I stepped to the edge of his light there, where he’s laying flat. I says "Roland? There was one way left, for me to be ahead of you and stay ahead of you, by Dad, and I just taken it. Now I’m alive and you ain’t. We ain’t never now, never going to be equals and you know why? One of us is dead. What about that, Roland?" I said. "Well, you seen to it, didn’t you?"

I stood a minute—just to see would somebody inside come out long enough to pick him up. And there she comes, the woman. I doubt she’d been to sleep. Because it seemed to me she’d been in there keeping awake all along.

Eudora Welty died last month in Mississippi, where she had lived almost all of her life. Of her stories written in the sixties, she said that they "reflect the unease, the ambiguities, the sickness and desperation of those days in Mississippi. If they have any special virtue in this respect, it would lie in the fact that they, like the others, are stories written from within—they were part of living here, of my long familiarity with the thoughts and feelings of those around me, in their many shadings and variations and contradictions."

She also said that she had been told, both in praise and in criticism, that she seemed to love all her characters. We are grateful for the body of work, shining with love, that she has left us.

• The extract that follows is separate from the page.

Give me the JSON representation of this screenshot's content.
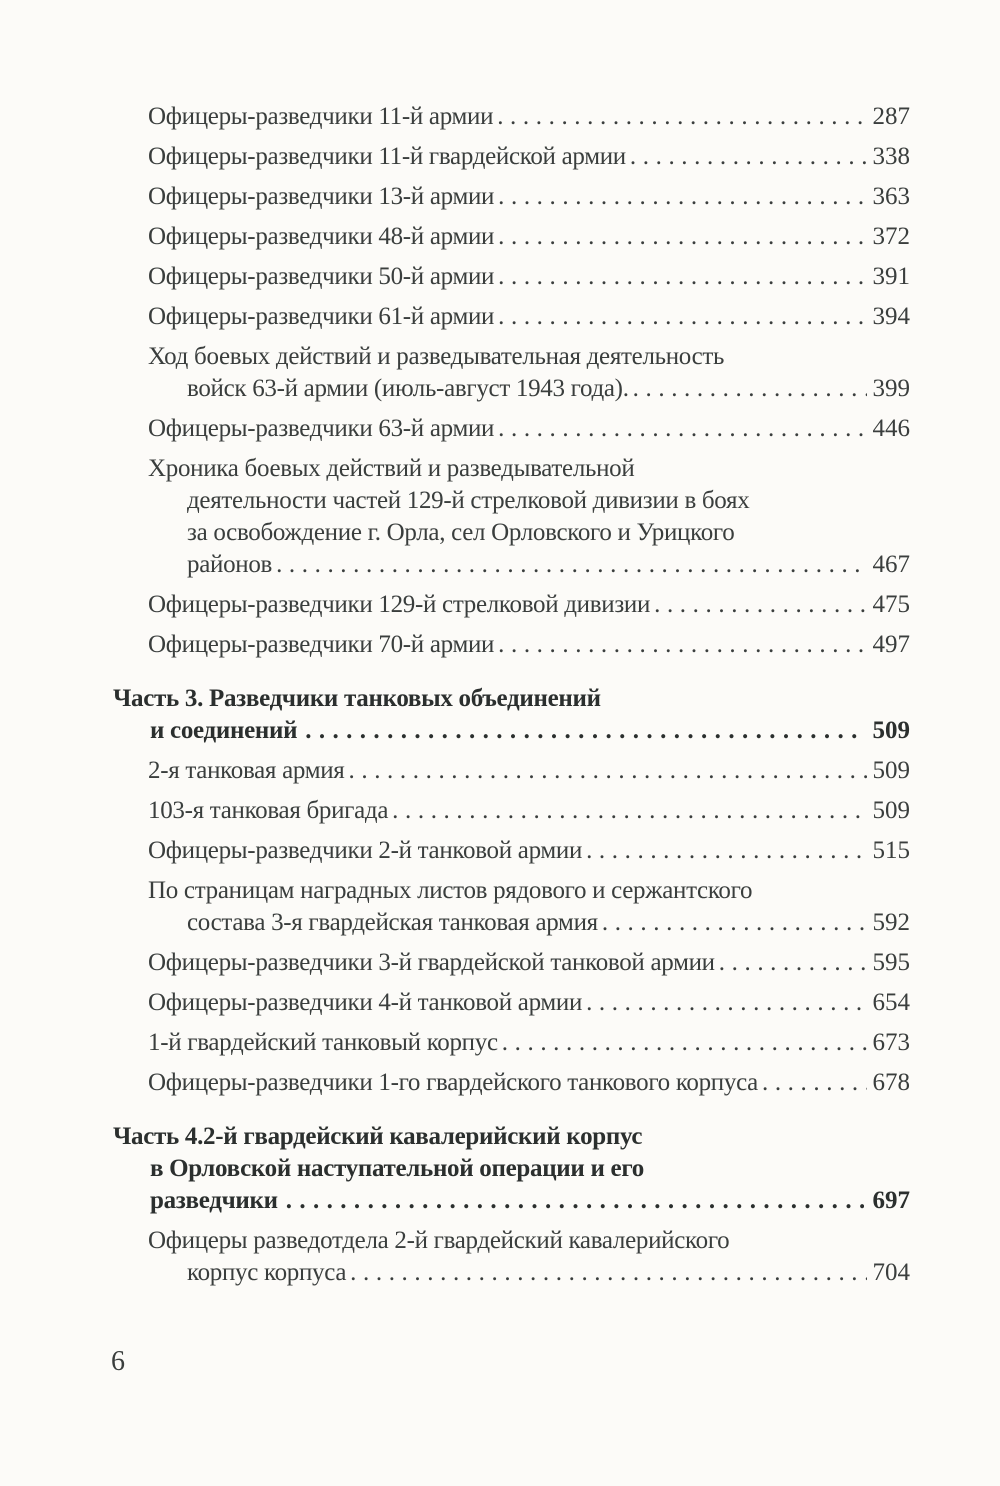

Correction: In the introduction to this piece we wrongly described the date of Medgar Evers' assassination, perhaps drawing on Welty's incorrect recollection that the assassination occurred in August. He was actually murdered on June 12, 1963. Apparently, Eudora Welty did write the story the night she learned of the murder, though her imagined story fit the details of accused killer Byron De la Beckwith (finally convicted on February 5, 1994 after two all-white juries refused to convict him during trials in 1964) so closely that the New Yorker insisted on changing some details before publication later in 1963. The story is available in The Collected Stories of Eudora Welty. New York and London: Harcourt Brace Jovanovich, 1980, starting on page 603.

Thanks to reader Marjory Olson for bringing this mistake to our attention.